Frères et sœurs, quel changement devrions-nous opérer ? Quelle conversion devrions-nous consentir ? Le levier qu’il faut actionner pour nous convertir, c’est la foi : c’est croire que Dieu nous poursuit de son amour ! C’est croire que la sainteté est présente à la porte d’à côté, puisque des époux s’agenouillent l’un devant l’autre au sens où chacun donne la priorité à l’autre ; puisque les mamans et les papas s’usent la santé pour leurs enfants ; puisque les éducateurs se fatiguent pour la jeunesse ; puisque des gens revendiquent le respect des personnes, même des coupables ; puisque des professionnels de la finance et de la politique s’évertuent à progresser vers la justice… Le Pape François nous fait sa confidence dans son exhortation La joie et l’allégresse § 7 : « J’aime voir la sainteté dans le patient peuple de Dieu : chez ces parents qui éduquent avec tant d’amour leurs enfants, chez ces hommes et ces femmes qui travaillent pour apporter le pain à la maison, chez les malades qui continuent de sourire. Je vois la sainteté chez tous ces gens qui vont de l’avant. C’est souvent la sainteté de la porte d’à côté, de ceux qui vivent proches de nous et sont un reflet de la présence de Dieu ».
Vous-mêmes, frères et sœurs, vous montrez votre sympathie à une personne qui pleure ; la sainteté est en vous. Outrés par les injustices, vous avez soif de voir des relations de justice : la sainteté est en vous.
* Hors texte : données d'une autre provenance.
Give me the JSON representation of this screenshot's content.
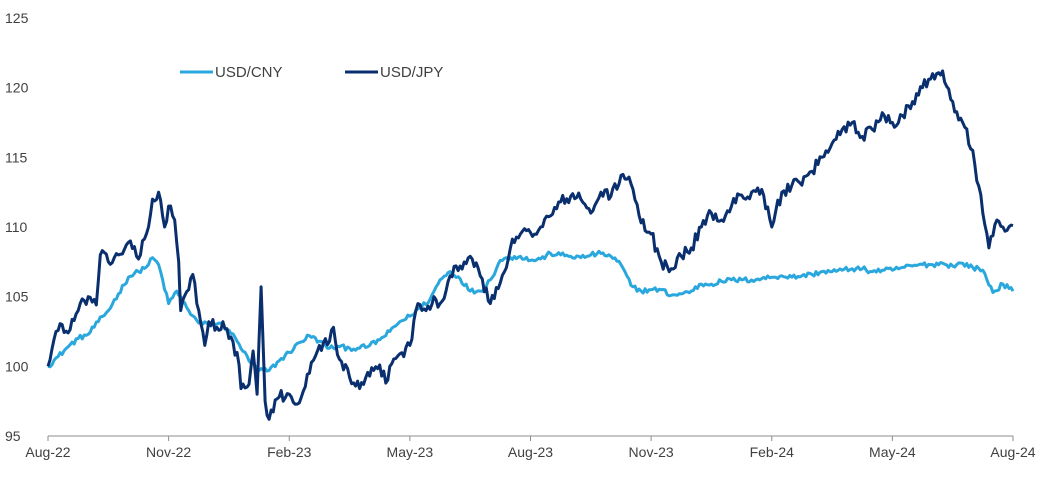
{
  "chart_data": {
    "type": "line",
    "title": "",
    "xlabel": "",
    "ylabel": "",
    "ylim": [
      95,
      125
    ],
    "yticks": [
      95,
      100,
      105,
      110,
      115,
      120,
      125
    ],
    "x_tick_labels": [
      "Aug-22",
      "Nov-22",
      "Feb-23",
      "May-23",
      "Aug-23",
      "Nov-23",
      "Feb-24",
      "May-24",
      "Aug-24"
    ],
    "x_axis_months": 24,
    "grid": false,
    "legend_position": "top-left",
    "series": [
      {
        "name": "USD/CNY",
        "color": "#2aa7dc",
        "points": [
          [
            0,
            100.0
          ],
          [
            0.25,
            100.7
          ],
          [
            0.5,
            101.4
          ],
          [
            0.75,
            102.0
          ],
          [
            1.0,
            102.3
          ],
          [
            1.25,
            103.2
          ],
          [
            1.5,
            104.0
          ],
          [
            1.75,
            105.2
          ],
          [
            2.0,
            106.4
          ],
          [
            2.25,
            106.8
          ],
          [
            2.5,
            107.3
          ],
          [
            2.6,
            107.8
          ],
          [
            2.75,
            107.3
          ],
          [
            3.0,
            104.5
          ],
          [
            3.2,
            105.4
          ],
          [
            3.5,
            104.0
          ],
          [
            3.75,
            103.1
          ],
          [
            4.0,
            103.0
          ],
          [
            4.25,
            103.1
          ],
          [
            4.5,
            102.6
          ],
          [
            4.75,
            101.6
          ],
          [
            5.0,
            100.4
          ],
          [
            5.25,
            99.7
          ],
          [
            5.5,
            99.7
          ],
          [
            5.75,
            100.4
          ],
          [
            6.0,
            101.0
          ],
          [
            6.25,
            101.7
          ],
          [
            6.5,
            102.2
          ],
          [
            6.75,
            101.8
          ],
          [
            7.0,
            101.3
          ],
          [
            7.25,
            101.4
          ],
          [
            7.5,
            101.3
          ],
          [
            7.75,
            101.3
          ],
          [
            8.0,
            101.5
          ],
          [
            8.25,
            101.9
          ],
          [
            8.5,
            102.5
          ],
          [
            8.75,
            103.2
          ],
          [
            9.0,
            103.6
          ],
          [
            9.25,
            104.2
          ],
          [
            9.5,
            104.8
          ],
          [
            9.75,
            106.2
          ],
          [
            10.0,
            106.8
          ],
          [
            10.25,
            106.3
          ],
          [
            10.5,
            105.4
          ],
          [
            10.75,
            105.4
          ],
          [
            11.0,
            106.2
          ],
          [
            11.25,
            107.6
          ],
          [
            11.5,
            107.8
          ],
          [
            11.75,
            107.9
          ],
          [
            12.0,
            107.6
          ],
          [
            12.25,
            107.7
          ],
          [
            12.5,
            108.1
          ],
          [
            12.75,
            108.0
          ],
          [
            13.0,
            107.9
          ],
          [
            13.25,
            107.8
          ],
          [
            13.5,
            108.0
          ],
          [
            13.75,
            108.1
          ],
          [
            14.0,
            107.9
          ],
          [
            14.25,
            107.3
          ],
          [
            14.5,
            105.8
          ],
          [
            14.75,
            105.4
          ],
          [
            15.0,
            105.5
          ],
          [
            15.25,
            105.5
          ],
          [
            15.5,
            105.1
          ],
          [
            15.75,
            105.2
          ],
          [
            16.0,
            105.4
          ],
          [
            16.25,
            105.9
          ],
          [
            16.5,
            105.9
          ],
          [
            16.75,
            106.1
          ],
          [
            17.0,
            106.2
          ],
          [
            17.25,
            106.2
          ],
          [
            17.5,
            106.2
          ],
          [
            17.75,
            106.3
          ],
          [
            18.0,
            106.4
          ],
          [
            18.25,
            106.5
          ],
          [
            18.5,
            106.4
          ],
          [
            18.75,
            106.5
          ],
          [
            19.0,
            106.6
          ],
          [
            19.25,
            106.8
          ],
          [
            19.5,
            106.8
          ],
          [
            19.75,
            106.9
          ],
          [
            20.0,
            107.0
          ],
          [
            20.25,
            107.0
          ],
          [
            20.5,
            106.8
          ],
          [
            20.75,
            106.9
          ],
          [
            21.0,
            106.9
          ],
          [
            21.25,
            107.1
          ],
          [
            21.5,
            107.2
          ],
          [
            21.75,
            107.3
          ],
          [
            22.0,
            107.3
          ],
          [
            22.25,
            107.4
          ],
          [
            22.5,
            107.2
          ],
          [
            22.75,
            107.4
          ],
          [
            23.0,
            107.1
          ],
          [
            23.25,
            106.9
          ],
          [
            23.5,
            105.3
          ],
          [
            23.75,
            105.9
          ],
          [
            24.0,
            105.4
          ]
        ]
      },
      {
        "name": "USD/JPY",
        "color": "#0a2f6e",
        "points": [
          [
            0,
            100.0
          ],
          [
            0.2,
            102.5
          ],
          [
            0.35,
            103.0
          ],
          [
            0.5,
            102.4
          ],
          [
            0.75,
            104.0
          ],
          [
            1.0,
            105.0
          ],
          [
            1.2,
            104.4
          ],
          [
            1.3,
            108.0
          ],
          [
            1.5,
            107.5
          ],
          [
            1.75,
            108.0
          ],
          [
            2.0,
            108.9
          ],
          [
            2.25,
            107.7
          ],
          [
            2.5,
            110.0
          ],
          [
            2.6,
            112.0
          ],
          [
            2.75,
            112.5
          ],
          [
            2.9,
            110.0
          ],
          [
            3.0,
            111.5
          ],
          [
            3.15,
            110.5
          ],
          [
            3.25,
            107.5
          ],
          [
            3.3,
            104.0
          ],
          [
            3.5,
            105.5
          ],
          [
            3.6,
            106.6
          ],
          [
            3.75,
            104.0
          ],
          [
            3.9,
            101.5
          ],
          [
            4.0,
            103.2
          ],
          [
            4.2,
            102.8
          ],
          [
            4.35,
            103.2
          ],
          [
            4.5,
            102.0
          ],
          [
            4.7,
            101.0
          ],
          [
            4.8,
            98.4
          ],
          [
            5.0,
            98.7
          ],
          [
            5.1,
            101.1
          ],
          [
            5.2,
            98.0
          ],
          [
            5.3,
            105.7
          ],
          [
            5.4,
            97.5
          ],
          [
            5.5,
            96.2
          ],
          [
            5.75,
            97.8
          ],
          [
            6.0,
            98.0
          ],
          [
            6.2,
            97.3
          ],
          [
            6.5,
            99.5
          ],
          [
            6.75,
            101.5
          ],
          [
            7.0,
            101.8
          ],
          [
            7.1,
            102.8
          ],
          [
            7.25,
            100.5
          ],
          [
            7.5,
            99.2
          ],
          [
            7.75,
            98.4
          ],
          [
            8.0,
            99.3
          ],
          [
            8.25,
            100.1
          ],
          [
            8.4,
            98.8
          ],
          [
            8.5,
            100.0
          ],
          [
            8.75,
            100.9
          ],
          [
            9.0,
            101.5
          ],
          [
            9.2,
            104.5
          ],
          [
            9.4,
            104.0
          ],
          [
            9.6,
            105.0
          ],
          [
            9.75,
            104.5
          ],
          [
            10.0,
            106.5
          ],
          [
            10.25,
            107.2
          ],
          [
            10.5,
            107.9
          ],
          [
            10.75,
            106.5
          ],
          [
            11.0,
            104.5
          ],
          [
            11.25,
            106.0
          ],
          [
            11.5,
            108.5
          ],
          [
            11.75,
            109.5
          ],
          [
            12.0,
            109.6
          ],
          [
            12.25,
            110.0
          ],
          [
            12.5,
            110.8
          ],
          [
            12.75,
            111.8
          ],
          [
            13.0,
            112.2
          ],
          [
            13.25,
            112.0
          ],
          [
            13.5,
            111.0
          ],
          [
            13.75,
            112.5
          ],
          [
            14.0,
            112.2
          ],
          [
            14.25,
            113.7
          ],
          [
            14.5,
            113.1
          ],
          [
            14.75,
            110.3
          ],
          [
            15.0,
            109.5
          ],
          [
            15.25,
            107.5
          ],
          [
            15.5,
            107.0
          ],
          [
            15.75,
            107.9
          ],
          [
            16.0,
            108.5
          ],
          [
            16.25,
            110.0
          ],
          [
            16.5,
            111.0
          ],
          [
            16.75,
            110.5
          ],
          [
            17.0,
            111.5
          ],
          [
            17.25,
            112.3
          ],
          [
            17.5,
            112.5
          ],
          [
            17.75,
            112.7
          ],
          [
            18.0,
            110.0
          ],
          [
            18.25,
            112.5
          ],
          [
            18.5,
            113.0
          ],
          [
            18.75,
            113.0
          ],
          [
            19.0,
            114.0
          ],
          [
            19.25,
            115.0
          ],
          [
            19.5,
            116.0
          ],
          [
            19.75,
            117.0
          ],
          [
            20.0,
            117.5
          ],
          [
            20.25,
            116.5
          ],
          [
            20.5,
            117.0
          ],
          [
            20.75,
            118.2
          ],
          [
            21.0,
            117.5
          ],
          [
            21.25,
            118.0
          ],
          [
            21.5,
            119.0
          ],
          [
            21.75,
            120.0
          ],
          [
            22.0,
            121.0
          ],
          [
            22.25,
            121.2
          ],
          [
            22.5,
            119.0
          ],
          [
            22.75,
            117.5
          ],
          [
            23.0,
            115.5
          ],
          [
            23.25,
            111.0
          ],
          [
            23.4,
            108.5
          ],
          [
            23.6,
            110.5
          ],
          [
            23.75,
            110.0
          ],
          [
            24.0,
            110.1
          ]
        ]
      }
    ]
  }
}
Montrant votre compréhension comme Jésus, vous êtes affectés par ce qui fait souffrir les autres : la sainteté est en vous. Vous offrez un pardon : c’est ça la sainteté. Comme écrit le pape : « Es-tu marié ? Tu peux être saint en aimant et en prenant soin de ton époux ou de ton épouse. Es-tu un travailleur ? Tu peux être saint en accomplissant honnêtement et compétence ton travail. Es-tu père, mère, grand-père ou grand-mère ? Tu peux être saint en enseignant avec patience aux enfants à suivre Jésus. As-tu de l’autorité ? Tu peux être saint en luttant pour le bien commun et en renonçant à tes intérêts personnels (§ 14)
Finalement, quand nous chantons« le ciel et la terre sont remplis de ta gloire, de ta sainteté », nous avons les pieds sur terre, nous sommes très réalistes. Certes, il y a des fraudeurs, des organisateurs d’injustices, des magouilleurs, des gens qui poignardent leur conjoint, leurs enfants, leurs parents, des gens qui mettent dans le désespoir des nations entières… Mais il y a les saints qui, justement au milieu des faiseurs de mal, font exister le Royaume de Dieu avec la justice, le respect, la réconciliation. Nous, les chrétiens, nous disons qu’en ces gens-là qui assurent le service public de la sainteté, Jésus prépare un monde nouveau. Tant qu’il y aura des saints, on peut garder l’espérance.
Nous chantons ‘le ciel et la terre sont remplis de ta gloire’ ; mais nous chantons aussi « béni soit celui qui vient » ! C’est qu’il n’y a de sainteté chez les hommes que parce que Jésus ressuscité vient vivre en chacun. Aujourd’hui, ce ne sont pas les saints qui occupent la place centrale ; c’est Jésus-Christ ! C’est lui qui transforme les hommes. Le P. Lataste le disait bien : « il a des bontés pour tous les misérables ; il a des pardons pour tous les coupables ; il a du baume pour toutes les blessures ; il a de l’eau pour tous les péchés ». C’est Jésus le seul saint.